For the java.lang.String class, for instance, a hash code is computed according to the formula:

s[0] * 31^{n − 1} + s[1] * 31^{n − 2} + ... + s[n − 1]

using Java int (32-bit) arithmetic, where s[i] is the ith character of the string, and n is the length of the string.

This is not a cryptographically secure hash algorithm.

[edit] Usage in Java

The following example shows how a custom object (here named Employee) might implement the public int hashCode() method:

public class Employee{
    private int employeeId;
    private String firstName;
    private String lastName;
    private Department dept;
 
    /* other methods would be in here somewhere */
 
    public int hashCode() {
        int hash = 1;
        hash = hash * 31 + lastName.hashCode();
        hash = hash * 29 + firstName.hashCode();
        hash = hash * 17 + employeeId;
        hash = hash * 13 + (dept == null ? 0 : dept.hashCode());
        return hash;
    }
}

[edit] Sample Implementations of the Algorithm in Various Languages

[edit] In Java

NOTE: This is not the implementation of hashCode() in java.lang.String, which is overly complicated for this example.

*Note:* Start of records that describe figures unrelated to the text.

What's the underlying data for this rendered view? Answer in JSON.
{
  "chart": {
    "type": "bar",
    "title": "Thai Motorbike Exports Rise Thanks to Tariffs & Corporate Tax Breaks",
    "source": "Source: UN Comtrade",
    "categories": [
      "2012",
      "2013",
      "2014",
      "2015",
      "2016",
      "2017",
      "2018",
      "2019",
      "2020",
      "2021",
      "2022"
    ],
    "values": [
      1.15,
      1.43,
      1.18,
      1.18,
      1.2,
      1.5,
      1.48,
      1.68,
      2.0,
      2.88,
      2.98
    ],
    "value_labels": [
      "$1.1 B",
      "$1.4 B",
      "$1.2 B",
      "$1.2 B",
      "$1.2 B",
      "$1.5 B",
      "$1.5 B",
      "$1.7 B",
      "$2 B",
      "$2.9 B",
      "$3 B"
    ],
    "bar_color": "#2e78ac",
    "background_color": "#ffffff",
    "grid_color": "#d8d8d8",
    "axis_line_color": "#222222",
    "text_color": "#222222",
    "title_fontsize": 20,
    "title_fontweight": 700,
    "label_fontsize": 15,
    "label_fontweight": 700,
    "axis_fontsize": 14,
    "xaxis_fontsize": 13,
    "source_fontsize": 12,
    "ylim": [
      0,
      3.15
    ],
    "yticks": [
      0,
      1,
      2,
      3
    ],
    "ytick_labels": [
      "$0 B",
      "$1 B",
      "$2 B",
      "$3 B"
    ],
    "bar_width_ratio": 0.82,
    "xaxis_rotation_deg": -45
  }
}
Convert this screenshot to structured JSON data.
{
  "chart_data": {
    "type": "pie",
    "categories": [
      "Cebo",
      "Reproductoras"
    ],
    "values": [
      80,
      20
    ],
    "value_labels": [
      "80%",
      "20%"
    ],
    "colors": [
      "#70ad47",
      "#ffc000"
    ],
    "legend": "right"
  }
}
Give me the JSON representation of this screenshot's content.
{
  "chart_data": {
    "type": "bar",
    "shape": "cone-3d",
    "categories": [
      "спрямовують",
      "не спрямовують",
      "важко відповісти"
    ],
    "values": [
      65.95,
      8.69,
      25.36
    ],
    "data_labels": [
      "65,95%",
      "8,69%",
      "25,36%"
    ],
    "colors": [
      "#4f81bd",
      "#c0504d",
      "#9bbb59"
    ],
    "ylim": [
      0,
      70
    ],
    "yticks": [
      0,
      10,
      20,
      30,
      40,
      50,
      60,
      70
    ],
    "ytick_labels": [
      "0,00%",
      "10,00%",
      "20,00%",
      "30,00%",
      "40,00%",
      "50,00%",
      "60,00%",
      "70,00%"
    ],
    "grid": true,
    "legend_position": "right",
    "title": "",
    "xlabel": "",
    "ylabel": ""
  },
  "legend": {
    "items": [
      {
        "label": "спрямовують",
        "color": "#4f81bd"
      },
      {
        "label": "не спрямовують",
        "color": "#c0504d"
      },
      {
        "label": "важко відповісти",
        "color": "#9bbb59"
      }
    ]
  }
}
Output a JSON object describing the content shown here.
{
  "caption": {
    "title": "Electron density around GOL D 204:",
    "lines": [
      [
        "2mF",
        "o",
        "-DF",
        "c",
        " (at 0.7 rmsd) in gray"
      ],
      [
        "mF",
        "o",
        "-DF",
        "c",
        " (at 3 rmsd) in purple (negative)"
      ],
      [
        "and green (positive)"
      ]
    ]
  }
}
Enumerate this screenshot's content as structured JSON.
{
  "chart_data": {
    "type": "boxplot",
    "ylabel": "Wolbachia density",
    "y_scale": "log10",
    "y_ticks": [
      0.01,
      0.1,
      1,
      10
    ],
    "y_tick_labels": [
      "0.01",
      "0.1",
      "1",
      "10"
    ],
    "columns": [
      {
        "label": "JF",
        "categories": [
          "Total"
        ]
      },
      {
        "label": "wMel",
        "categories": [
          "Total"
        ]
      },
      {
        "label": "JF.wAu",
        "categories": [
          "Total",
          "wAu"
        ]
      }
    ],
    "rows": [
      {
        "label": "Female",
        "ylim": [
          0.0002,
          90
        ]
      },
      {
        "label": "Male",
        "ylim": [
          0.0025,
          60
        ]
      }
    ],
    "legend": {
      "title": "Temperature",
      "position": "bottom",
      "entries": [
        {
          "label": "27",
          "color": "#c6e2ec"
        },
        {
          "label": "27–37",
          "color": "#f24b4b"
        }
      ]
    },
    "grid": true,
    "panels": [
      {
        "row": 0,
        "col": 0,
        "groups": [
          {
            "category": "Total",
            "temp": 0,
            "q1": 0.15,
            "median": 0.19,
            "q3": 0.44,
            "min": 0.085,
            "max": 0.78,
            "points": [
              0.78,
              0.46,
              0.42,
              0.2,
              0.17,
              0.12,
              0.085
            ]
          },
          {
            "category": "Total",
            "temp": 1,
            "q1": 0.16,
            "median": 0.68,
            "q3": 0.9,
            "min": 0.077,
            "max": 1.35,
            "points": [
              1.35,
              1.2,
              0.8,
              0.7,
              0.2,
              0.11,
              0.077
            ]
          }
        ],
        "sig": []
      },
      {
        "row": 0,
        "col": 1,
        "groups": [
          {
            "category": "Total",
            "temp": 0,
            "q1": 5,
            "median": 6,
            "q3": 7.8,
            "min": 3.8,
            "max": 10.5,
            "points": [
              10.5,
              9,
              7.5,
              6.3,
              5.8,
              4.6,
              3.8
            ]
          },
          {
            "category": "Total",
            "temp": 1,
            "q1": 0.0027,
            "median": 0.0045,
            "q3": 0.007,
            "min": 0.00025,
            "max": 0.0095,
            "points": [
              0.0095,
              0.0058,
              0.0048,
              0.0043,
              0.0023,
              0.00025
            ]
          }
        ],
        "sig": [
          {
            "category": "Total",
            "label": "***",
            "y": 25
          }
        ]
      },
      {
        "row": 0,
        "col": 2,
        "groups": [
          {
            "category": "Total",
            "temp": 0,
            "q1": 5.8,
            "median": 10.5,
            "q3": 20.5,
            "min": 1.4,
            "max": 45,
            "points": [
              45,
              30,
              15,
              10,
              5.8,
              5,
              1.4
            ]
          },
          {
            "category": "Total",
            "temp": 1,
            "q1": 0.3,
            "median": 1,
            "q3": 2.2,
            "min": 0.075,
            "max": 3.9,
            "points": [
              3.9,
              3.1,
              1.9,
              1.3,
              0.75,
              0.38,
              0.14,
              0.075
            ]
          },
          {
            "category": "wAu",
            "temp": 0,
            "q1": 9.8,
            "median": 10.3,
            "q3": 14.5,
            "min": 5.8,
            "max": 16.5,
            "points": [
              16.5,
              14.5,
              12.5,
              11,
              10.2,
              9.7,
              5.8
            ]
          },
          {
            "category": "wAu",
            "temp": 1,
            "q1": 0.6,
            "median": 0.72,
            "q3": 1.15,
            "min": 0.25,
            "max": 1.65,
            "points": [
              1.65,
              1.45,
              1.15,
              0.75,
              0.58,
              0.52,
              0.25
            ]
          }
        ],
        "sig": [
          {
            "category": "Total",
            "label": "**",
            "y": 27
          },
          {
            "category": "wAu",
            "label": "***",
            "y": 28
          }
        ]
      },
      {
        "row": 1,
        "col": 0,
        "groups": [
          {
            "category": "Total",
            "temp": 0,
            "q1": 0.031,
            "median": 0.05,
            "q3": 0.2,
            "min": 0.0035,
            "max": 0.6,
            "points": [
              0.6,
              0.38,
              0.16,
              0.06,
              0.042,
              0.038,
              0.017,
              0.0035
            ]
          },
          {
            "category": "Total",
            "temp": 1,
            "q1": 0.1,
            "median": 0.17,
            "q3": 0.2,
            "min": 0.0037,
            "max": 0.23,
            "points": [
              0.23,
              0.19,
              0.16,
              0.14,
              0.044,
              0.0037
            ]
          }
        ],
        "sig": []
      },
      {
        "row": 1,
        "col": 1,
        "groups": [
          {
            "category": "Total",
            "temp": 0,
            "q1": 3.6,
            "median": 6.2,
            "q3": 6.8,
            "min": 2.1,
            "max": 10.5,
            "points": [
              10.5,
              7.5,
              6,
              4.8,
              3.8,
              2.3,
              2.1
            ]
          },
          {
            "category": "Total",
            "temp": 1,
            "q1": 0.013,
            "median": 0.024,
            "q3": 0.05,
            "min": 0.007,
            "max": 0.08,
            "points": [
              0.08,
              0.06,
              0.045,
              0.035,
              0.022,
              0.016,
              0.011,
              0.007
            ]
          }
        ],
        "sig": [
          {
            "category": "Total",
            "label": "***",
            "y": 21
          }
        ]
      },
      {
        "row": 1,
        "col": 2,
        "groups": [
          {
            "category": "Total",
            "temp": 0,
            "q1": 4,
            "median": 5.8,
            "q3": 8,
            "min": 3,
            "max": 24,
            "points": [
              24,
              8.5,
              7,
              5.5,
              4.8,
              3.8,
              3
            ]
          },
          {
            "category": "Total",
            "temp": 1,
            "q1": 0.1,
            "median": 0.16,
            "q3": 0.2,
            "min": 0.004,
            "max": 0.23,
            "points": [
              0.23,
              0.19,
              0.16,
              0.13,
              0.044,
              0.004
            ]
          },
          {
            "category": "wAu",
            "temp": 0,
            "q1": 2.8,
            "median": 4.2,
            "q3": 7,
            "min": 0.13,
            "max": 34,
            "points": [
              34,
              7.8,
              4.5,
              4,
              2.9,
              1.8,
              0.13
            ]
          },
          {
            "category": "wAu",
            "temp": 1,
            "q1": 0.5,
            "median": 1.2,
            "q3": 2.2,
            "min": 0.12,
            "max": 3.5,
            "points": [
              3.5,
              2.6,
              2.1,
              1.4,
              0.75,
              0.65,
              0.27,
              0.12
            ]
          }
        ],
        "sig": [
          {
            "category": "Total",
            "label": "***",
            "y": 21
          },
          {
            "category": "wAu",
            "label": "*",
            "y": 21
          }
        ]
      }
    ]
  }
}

This is an example of how one might implement the algorithm as a static method.

public static int hashCode(String input) {
    int h = 0;
    int len = input.length();
    for (int i = 0; i < len; i++) {
        h = 31 * h + input.charAt(i);
    }
    return h;
}

[edit] In ActionScript (Flash)

function hashCode(string) {
    var h = 0;
    for (var i = 0; i < string.length; i++) {
        h = (((31 * h) >> 0) + string.charCodeAt(i)) >> 0;
    }
    return h;
}

NOTE: The >> operator behaves as described in the ActionScript documentation, which includes conversion of the inputs to 32-bit integers:
"Operator (bitwise); converts expression1 and expression2 to 32-bit integers, and shifts all of the bits in expression1 to the right by the number of places specified by the integer resulting from the conversion of expression2 . Bits that are shifted to the right are discarded. To preserve the sign of the original expression , the bits on the left are filled in with 0 if the most significant bit (the bit farthest to the left) of expression1 is 0, and filled in with 1 if the most significant bit is 1."